From GlusterDocumentation

Overview - Let Gluster Copy Existing Data To the other AFR Brick

AFR is GREAT! But what if you have tons of existing data and you want to just start a brick with an existing volume rather then creating the AFR volume and then copying data into it. The following two emails from the mailing list explain how.

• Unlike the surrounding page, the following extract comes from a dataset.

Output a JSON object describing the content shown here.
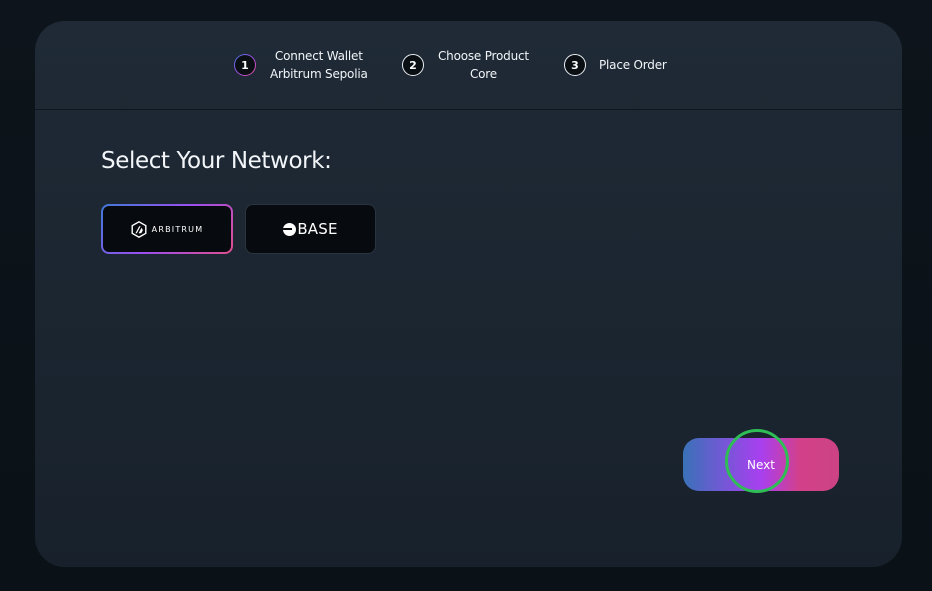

On Thu, Apr 24, 2008 at 5:57 PM,  <SOMEONE@SOMEWHERE> wrote:
> Hi,
>
>  I'm trying to move a large volume of data from local disk to GlusterFS. I
> could just copy it, but copying ~ 1TB of data is slow. So, what I've tried
> to do (with some randomly generated data for a test case) is to specify the
> directory already containing the data as the data source for the underlying
> storage brick.
>
>  I then fire up glusterfsd and glusterfs on the same machine, and I can see
> all the data via the mountpoint.
>
>  On another node, I start glusterfsd and glusterfs, and I can see and read
> the data. But, the data doesn't appear on the underlying data brick on the
> 2nd node after I have done cat * > /dev/null in the mounted directory.
>
>  So it looks like GluserFS isn't causing the data to get copied on reads in
> this scenario.
>
>  Can anyone hazard a guess as to why this might be? I am guessing that it's
> to do with the fact that the xattrs/metaddata have not been initialized by
> glusterfs because the files were added "underneath" rather than via the
> mountpoint. Is there a workaround for this, e.g. by manually setting some
> xattrs on the files (in a hope that this might be faster than copying the
> whole volume)?

Your guess is right, just set xattr "trusted.glusterfs.version" to 3 to the
entire tree structure files/dirs (including the exported directory) and try
find + cat, it should work

Krishna
On Tue, Mar 25, 2008 at 7:58 PM, Krishna Srinivas <krishna@SOMEWHERE> wrote:
> Hi Joey,
>
>  Yes that is the way it has to be done after patch-712 (btw 718 fixes a bug that
>  was introduced in 718 in afr)



sorry, 718 fixes a bug introduced in 712 :)


- Hide quoted text -


>
>  you can set trusted.glusterfs.createtime to string "0" and then set
>  trusted.glusterfs.version to string "3"
>
>  setfattr -n trusted.glusterfs.version -v 3 <file/dir>
>
>  Regards
>  Krishna
>
>
>
>  On Tue, Mar 25, 2008 at 7:21 PM, Joey Novak <joey.novak@SOMEWHERE> wrote:
>  > Hi Amar,
>  >
>  >   We have about 140GB of mail data, and it takes a LONG LONG time to copy it
>  >  over, we want to start an AFR brick with this data, we were thinking about
>  >  doing it by writing a script that manually sets the version and create date
>  >  attributes on the existing data, and then, just adding the second server
>  >  in.  Has anyone else done this?
>  >
>  >     Joey

>  >  Gluster-devel mailing list

Overview - Creating the two bricks yourself.

    • untested** It should be the same as above, BUT, you obviously have to copy all the data to the second brick yourself, and set the xattr's of the data to be identical on both volumes.